A graduate of the Nanyang Academy of Fine Arts (Singapore), Gomes mainly works within the tradition of sculpture & installation and has developed a unique aesthetic quality via ‘language material’. Gomes possesses an innate ability to see past an object’s face value, stripping it of preconceived connotations, and re-creating an art object that robustly provokes the primal senses in viewers. For most part of this recent series, the artist had spent long periods in isolation and negotiated personal demons that ate away at his psyche. Art making became almost cathartic for him as it allowed a slightly clearer sense of his thoughts.

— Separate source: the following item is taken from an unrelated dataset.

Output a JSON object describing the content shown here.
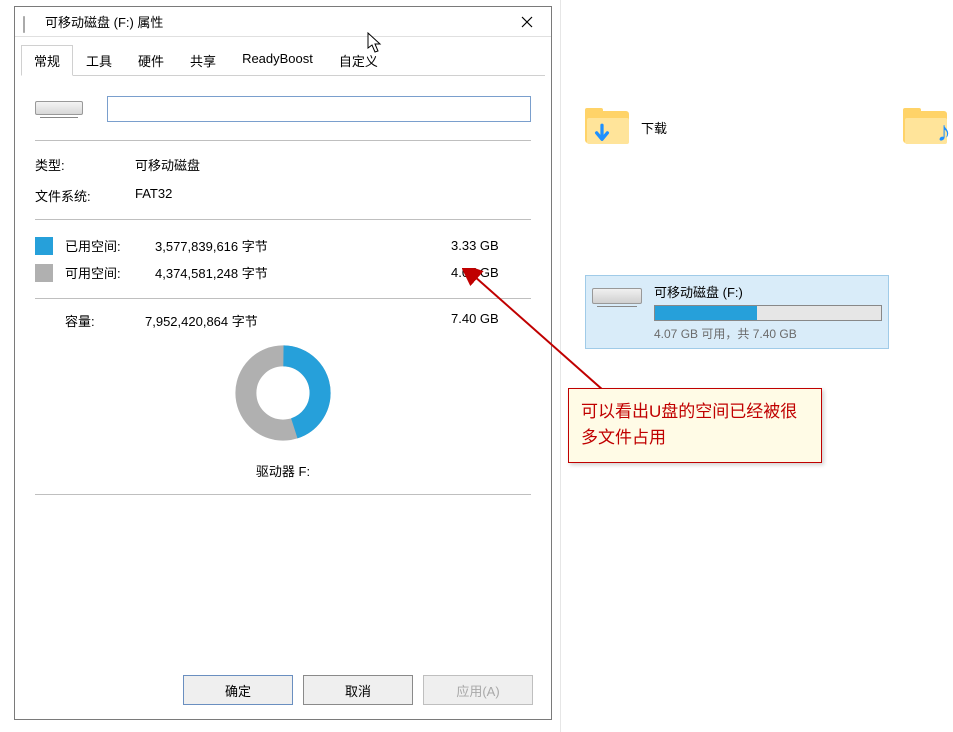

In These Things We Do, viewers are confronted by unseen moments of vulnerability and introspection. The amalgamation process may seem to have rendered the exhibition objects unfamiliar – and to a certain extent; threatening – however, Gomes creates non-language entry points for viewers by evoking strong emotions and atmospheric moods through his selection of materials. In certain pieces, neon lights are incorporated into the visual narrative in an attempt to hold the viewer’s gaze at a particular focal point and to also serve as a provocateur for the notion of artificialness and serenity.
At the core of this exhibition, melancholy and fragility take centre stage and Carapace I-III investigates the notion of loneliness and the contradiction of being alone together. Is it possible to feel alone and connected at the same time? Is there solace in that? Carapace started as a series of hermit crabs connected by a series of ropes. Soon after, the artist found old mannequins and was inspired by its eerie quality thus incorporated it into the work. As stated by Gomes, “The enveloping objects are amalgamations of various seashells, I deviated from the hermit crab shells because I didn’t want something recognizable but still wanted to keep the oceanic element in the work. I think there’s something quite lonely about the sea but feeling of being very connected at the same time.”
Most importantly, the series is not intended to invite sympathy but rather to allow viewers to realize that we/humans seek each other out at a very primal level through pain and loss. As sobering the exhibition may seem, a certain level of levity and humour is present within the conceptual constructs.